Am I awake?

Tuesday, October 10, 2006

Guess what? I am still undecided. I think that if someone where to measure how much my decision fluctuates, I'd be institutionalized.

So I've now been working as a Medical Assistant for nearly 7 weeks. I was excited at first, then overwhelmed, then apprehensive, and now pretty content. It's hard and I'm tired and it gets very stressful and sometimes I have to deal with people I'd rather not deal with or do things I'd rather not do. But today I realized something kind of amazing. I actually don't mind going into work. RIght now I am not completely dreading having to go in tomorrow. In fact, I am quite ok with it. It doesn't feel perfect but I am definitely content.

So the lesson is that this field is certainly the best match for me so far. Corporate I know was a nearly complete bust. Education was much better, but this is an even better fit.

Now the question that remains is where exactly is my niche. Do I want to stay in direct patient care forever? I think I'd want it to some degree always. But ideally it would be nice to mix things up. Right now I have both patient and administrative duties. Switching is always jarring, but then I fall back into whichever one I just switched too. I think this is healthier than burning out on one.

Being around doctors every day has indeed rekindled my pre-med dreams but that doesn't mean that I am any more motivated to do what needs to get done. Is that a sign? I do what needs to get done for my music stuff yet I refuse to get off my ass to start studying for the MCAT. IS THAT A SIGN?? I feel like I want medicine 99%, but I want music 150%. But music is a hobby. So how do I justify giving up a life-long dream for a hobby? Even if the hobby IS probably my true passion? And do I really want to be a doctor or do I just want to fulfill that dream just because? I worry that I am focusing too much on the supposed "prestige" aspect of it. I will be ok with the PA idea until I hear people say things like "I don't want to be seen by just a PA", etc. Can I deal with these kinds of feelings long-term?

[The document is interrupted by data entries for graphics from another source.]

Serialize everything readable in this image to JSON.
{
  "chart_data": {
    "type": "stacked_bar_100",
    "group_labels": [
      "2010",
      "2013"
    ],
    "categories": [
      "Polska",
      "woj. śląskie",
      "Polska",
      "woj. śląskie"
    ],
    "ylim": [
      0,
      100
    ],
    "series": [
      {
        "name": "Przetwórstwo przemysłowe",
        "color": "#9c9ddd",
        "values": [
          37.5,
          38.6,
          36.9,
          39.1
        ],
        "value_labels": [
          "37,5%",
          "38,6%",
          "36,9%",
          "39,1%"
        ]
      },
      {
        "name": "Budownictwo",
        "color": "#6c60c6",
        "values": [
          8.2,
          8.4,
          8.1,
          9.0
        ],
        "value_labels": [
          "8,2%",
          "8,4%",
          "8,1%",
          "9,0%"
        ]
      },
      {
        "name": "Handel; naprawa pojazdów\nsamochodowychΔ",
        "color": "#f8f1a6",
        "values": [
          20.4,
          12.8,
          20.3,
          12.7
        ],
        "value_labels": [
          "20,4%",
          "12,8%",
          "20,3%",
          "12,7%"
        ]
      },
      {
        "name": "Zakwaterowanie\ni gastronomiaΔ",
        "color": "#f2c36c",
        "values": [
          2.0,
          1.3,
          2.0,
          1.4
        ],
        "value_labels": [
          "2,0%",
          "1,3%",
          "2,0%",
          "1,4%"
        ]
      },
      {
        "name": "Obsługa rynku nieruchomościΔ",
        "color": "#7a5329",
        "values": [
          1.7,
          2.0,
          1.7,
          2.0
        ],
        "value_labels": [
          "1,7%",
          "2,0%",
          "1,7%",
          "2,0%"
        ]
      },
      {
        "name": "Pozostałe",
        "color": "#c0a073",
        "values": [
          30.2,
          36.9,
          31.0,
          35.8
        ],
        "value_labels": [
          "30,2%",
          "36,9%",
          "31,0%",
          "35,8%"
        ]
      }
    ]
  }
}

Does any of this even matter? How will things change once I have children? Will career matter even less? Will the sacrifices needed for medicine seem completely ridiculous? That's how they almost feel now.

But I always wonder if I've maligned the whole thing in my head to try to talk myself out of it because what I am really am is terrified.

But life is too short and precious. Most times I just want to enjoy it doing things like hanging out with my husband and other loved ones, calling friends, reading books for fun, and of course listening to and playing music. Oh and I also enjoy other things. I can be kind of "domestic" at times. ANd I'd love to travel more and get into photography. COuld I do any of these as an MD? Is it MDs themselves that have created this whole martyr image? Or is it really that bad????